Evidence suggests a connection between the malfunction of the extracellular matrix and the deposition of amyloid and tau proteins in Alzheimer’s disease, presenting similar detrimental effects. Li noted that this oxygen deprivation could be a contributing factor to cognitive impairments affecting thinking and memory.
Investigating DDR2’s Role in Alzheimer’s Disease
To explore DDR2’s potential involvement, the researchers undertook an initial examination of human tissue databases. They discovered that DDR2 is rarely present in healthy brain tissue. However, upon analyzing samples from individuals diagnosed with Alzheimer’s disease, a significant abundance of DDR2 was detected. Jin Su emphasized, “We are the first to confirm that DDR2 is found in high abundance in Alzheimer’s brain tissue.”
Through a series of experiments involving human and non-human primate cells, alongside mouse models of Alzheimer’s, the research team has developed a hypothesis that DDR2 regulates the cellular dysfunction implicated in the disease’s symptomatology. Their findings indicate that three specific cell types appear to increase their membrane expression of DDR2 during the progression of Alzheimer’s disease. These include reactive astrocytes, which are found surrounding amyloid-beta clumps; perivascular fibroblasts, whose activity changes prior to the onset of Alzheimer’s; and choroid plexus epithelial cells, which are crucial for the production of cerebrospinal fluid, a key component of the glymphatic system.

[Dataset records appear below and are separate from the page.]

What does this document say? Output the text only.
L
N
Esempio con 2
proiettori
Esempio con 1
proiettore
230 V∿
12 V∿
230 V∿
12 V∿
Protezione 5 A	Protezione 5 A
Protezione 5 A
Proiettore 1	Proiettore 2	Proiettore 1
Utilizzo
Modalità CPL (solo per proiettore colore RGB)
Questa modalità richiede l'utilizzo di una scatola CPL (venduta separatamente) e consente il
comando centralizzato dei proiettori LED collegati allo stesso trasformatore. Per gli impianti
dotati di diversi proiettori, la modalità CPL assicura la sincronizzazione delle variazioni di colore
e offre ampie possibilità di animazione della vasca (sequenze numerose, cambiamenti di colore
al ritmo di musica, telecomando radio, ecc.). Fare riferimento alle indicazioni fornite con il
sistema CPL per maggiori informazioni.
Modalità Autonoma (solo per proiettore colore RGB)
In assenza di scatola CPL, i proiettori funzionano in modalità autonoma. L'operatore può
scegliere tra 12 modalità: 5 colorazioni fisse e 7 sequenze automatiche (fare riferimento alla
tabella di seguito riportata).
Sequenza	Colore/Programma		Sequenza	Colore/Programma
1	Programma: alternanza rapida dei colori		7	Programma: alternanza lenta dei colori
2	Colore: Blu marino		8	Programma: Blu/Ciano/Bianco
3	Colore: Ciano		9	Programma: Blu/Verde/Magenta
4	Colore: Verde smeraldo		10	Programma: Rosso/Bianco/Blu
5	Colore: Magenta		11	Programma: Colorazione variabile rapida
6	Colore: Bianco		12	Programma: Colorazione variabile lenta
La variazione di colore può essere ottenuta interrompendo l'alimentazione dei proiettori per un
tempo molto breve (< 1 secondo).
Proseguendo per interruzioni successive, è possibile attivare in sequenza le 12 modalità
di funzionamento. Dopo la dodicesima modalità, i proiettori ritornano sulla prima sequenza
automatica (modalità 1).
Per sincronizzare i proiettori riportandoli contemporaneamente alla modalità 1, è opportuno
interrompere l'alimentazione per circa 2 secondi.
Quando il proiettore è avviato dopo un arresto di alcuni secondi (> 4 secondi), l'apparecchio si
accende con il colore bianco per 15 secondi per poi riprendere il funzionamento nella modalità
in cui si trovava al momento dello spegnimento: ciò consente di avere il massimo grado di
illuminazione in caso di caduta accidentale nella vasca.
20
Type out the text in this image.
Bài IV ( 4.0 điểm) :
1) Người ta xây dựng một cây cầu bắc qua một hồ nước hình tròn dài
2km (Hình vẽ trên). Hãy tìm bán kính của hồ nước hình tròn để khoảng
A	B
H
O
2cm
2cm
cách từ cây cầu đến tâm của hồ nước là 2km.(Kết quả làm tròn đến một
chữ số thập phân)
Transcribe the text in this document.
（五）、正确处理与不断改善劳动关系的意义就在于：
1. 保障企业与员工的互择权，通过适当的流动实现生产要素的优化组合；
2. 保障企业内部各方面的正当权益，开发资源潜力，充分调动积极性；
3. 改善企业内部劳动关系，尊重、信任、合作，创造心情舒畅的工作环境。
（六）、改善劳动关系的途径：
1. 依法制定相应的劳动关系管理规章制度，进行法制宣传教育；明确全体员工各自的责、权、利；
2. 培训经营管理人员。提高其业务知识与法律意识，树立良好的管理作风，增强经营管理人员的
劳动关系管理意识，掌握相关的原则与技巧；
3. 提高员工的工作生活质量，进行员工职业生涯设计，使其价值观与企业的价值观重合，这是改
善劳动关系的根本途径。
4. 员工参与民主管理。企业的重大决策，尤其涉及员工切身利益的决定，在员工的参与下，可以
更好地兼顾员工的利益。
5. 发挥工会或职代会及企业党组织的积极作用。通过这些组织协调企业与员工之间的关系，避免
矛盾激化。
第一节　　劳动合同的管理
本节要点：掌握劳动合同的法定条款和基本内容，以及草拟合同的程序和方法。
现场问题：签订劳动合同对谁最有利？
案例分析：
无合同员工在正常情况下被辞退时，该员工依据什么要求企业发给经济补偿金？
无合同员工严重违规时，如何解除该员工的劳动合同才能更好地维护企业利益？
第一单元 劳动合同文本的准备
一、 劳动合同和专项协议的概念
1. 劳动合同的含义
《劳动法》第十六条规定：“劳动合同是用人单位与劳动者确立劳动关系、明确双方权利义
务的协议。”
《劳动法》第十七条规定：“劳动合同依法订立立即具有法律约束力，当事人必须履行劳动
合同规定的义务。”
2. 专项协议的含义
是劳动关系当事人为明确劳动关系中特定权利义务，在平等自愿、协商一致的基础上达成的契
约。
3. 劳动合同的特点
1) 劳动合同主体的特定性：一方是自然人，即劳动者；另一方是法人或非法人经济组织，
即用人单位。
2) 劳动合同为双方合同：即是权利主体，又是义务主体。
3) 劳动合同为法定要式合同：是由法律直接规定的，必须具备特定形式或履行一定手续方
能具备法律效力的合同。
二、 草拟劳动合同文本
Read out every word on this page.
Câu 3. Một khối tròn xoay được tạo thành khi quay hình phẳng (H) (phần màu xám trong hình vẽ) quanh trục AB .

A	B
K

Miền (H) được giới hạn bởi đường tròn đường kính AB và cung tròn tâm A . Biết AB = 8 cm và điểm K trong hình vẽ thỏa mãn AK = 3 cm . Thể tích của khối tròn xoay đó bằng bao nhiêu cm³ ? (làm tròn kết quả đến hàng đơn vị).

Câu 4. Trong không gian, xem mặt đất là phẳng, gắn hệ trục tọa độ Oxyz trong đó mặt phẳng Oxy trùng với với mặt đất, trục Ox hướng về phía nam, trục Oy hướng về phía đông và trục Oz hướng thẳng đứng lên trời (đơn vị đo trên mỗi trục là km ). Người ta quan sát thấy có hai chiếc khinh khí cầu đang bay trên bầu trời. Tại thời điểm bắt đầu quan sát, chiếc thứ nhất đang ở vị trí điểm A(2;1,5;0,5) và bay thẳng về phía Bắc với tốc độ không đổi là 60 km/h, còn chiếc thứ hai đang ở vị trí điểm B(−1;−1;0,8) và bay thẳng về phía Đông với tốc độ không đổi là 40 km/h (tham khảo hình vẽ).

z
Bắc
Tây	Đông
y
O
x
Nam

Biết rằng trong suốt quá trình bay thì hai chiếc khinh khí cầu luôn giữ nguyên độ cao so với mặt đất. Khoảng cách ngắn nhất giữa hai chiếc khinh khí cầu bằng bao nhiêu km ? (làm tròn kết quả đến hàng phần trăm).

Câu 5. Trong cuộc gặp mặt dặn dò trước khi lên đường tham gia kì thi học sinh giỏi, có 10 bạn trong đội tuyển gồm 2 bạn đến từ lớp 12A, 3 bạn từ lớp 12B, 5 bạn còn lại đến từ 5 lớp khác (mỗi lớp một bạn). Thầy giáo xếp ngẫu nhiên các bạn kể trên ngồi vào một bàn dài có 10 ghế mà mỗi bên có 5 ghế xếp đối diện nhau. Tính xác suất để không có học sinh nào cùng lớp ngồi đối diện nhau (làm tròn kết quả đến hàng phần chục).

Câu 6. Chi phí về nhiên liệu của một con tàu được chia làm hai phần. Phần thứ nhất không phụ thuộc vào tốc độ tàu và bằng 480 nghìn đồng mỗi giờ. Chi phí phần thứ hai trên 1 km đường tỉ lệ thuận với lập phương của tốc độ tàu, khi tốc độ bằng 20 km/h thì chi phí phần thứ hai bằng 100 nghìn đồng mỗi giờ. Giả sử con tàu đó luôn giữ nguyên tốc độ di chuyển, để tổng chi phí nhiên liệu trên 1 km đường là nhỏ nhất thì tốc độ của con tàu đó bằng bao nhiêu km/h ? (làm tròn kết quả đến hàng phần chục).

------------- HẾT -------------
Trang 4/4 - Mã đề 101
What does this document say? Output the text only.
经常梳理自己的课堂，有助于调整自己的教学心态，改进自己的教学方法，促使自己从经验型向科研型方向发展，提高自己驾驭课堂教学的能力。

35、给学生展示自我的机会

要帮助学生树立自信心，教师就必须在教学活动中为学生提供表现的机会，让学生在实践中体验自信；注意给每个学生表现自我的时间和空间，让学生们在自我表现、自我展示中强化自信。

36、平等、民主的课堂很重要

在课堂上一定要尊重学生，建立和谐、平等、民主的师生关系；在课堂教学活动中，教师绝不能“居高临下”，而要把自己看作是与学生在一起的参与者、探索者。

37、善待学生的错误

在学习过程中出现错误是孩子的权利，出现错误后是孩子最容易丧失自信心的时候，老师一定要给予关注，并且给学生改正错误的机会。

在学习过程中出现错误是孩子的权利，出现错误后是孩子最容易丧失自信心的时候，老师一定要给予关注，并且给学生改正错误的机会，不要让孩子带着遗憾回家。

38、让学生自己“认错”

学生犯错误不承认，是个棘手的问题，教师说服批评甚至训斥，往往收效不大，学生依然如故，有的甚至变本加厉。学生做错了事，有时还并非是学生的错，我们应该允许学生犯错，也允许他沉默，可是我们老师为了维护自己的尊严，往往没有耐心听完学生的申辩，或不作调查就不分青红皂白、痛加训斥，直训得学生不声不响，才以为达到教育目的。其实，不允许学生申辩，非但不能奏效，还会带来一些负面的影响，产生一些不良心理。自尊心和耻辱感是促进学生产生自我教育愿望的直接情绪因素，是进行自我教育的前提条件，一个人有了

Potential Therapeutic Implications and Future Directions
Shiju Gu from Harvard University suggests that these findings imply that targeting DDR2 could offer a multi-faceted approach to addressing various aspects of Alzheimer’s disease. However, acknowledging the complexity of the condition, Gu expressed a note of caution, stating, “I will put a big question mark here in terms of reversing Alzheimer’s.”
Subsequently, the researchers developed a monoclonal antibody designed to target and neutralize DDR2 receptors. In an Alzheimer’s mouse model, this intervention led to improvements in both spatial learning and memory. Brain imaging revealed a reduction in DDR2 levels, a decrease in amyloid plaques, and a strengthened glymphatic system. Gu commented, “The mouse results are overall encouraging and, within the limits of a mouse model, fairly impressive. It reiterates the significance of glymphatic function and brain fluid dynamics in brain health. This suggests DDR2 is a legitimate target for potential Alzheimer’s treatment.”
César Cunha of the Novo Nordisk Foundation Center for Basic Metabolic Research in Denmark commended the researchers for moving beyond merely targeting amyloid plaques. However, he pointed out that the mouse model used represented a relatively uncommon form of inherited Alzheimer’s, which typically manifests earlier than the more prevalent late-onset form. Therefore, the effectiveness of the antibody in common late-onset Alzheimer’s remains uncertain.
Despite this, Su maintains that DDR2 upregulation has been observed in individuals with both familial and late-onset Alzheimer’s, suggesting broader therapeutic applicability. She also noted that DDR2 expression appears to be influenced by aging and hypoxia, both known risk factors for late-onset Alzheimer’s.
The research team is currently conducting a clinical trial employing a tracer to monitor DDR2 levels in the brains of individuals with Alzheimer’s. This will help determine the optimal sites for antibody administration, according to Li. They are also working on developing a smaller antibody fragment engineered to more effectively penetrate the blood-brain barrier.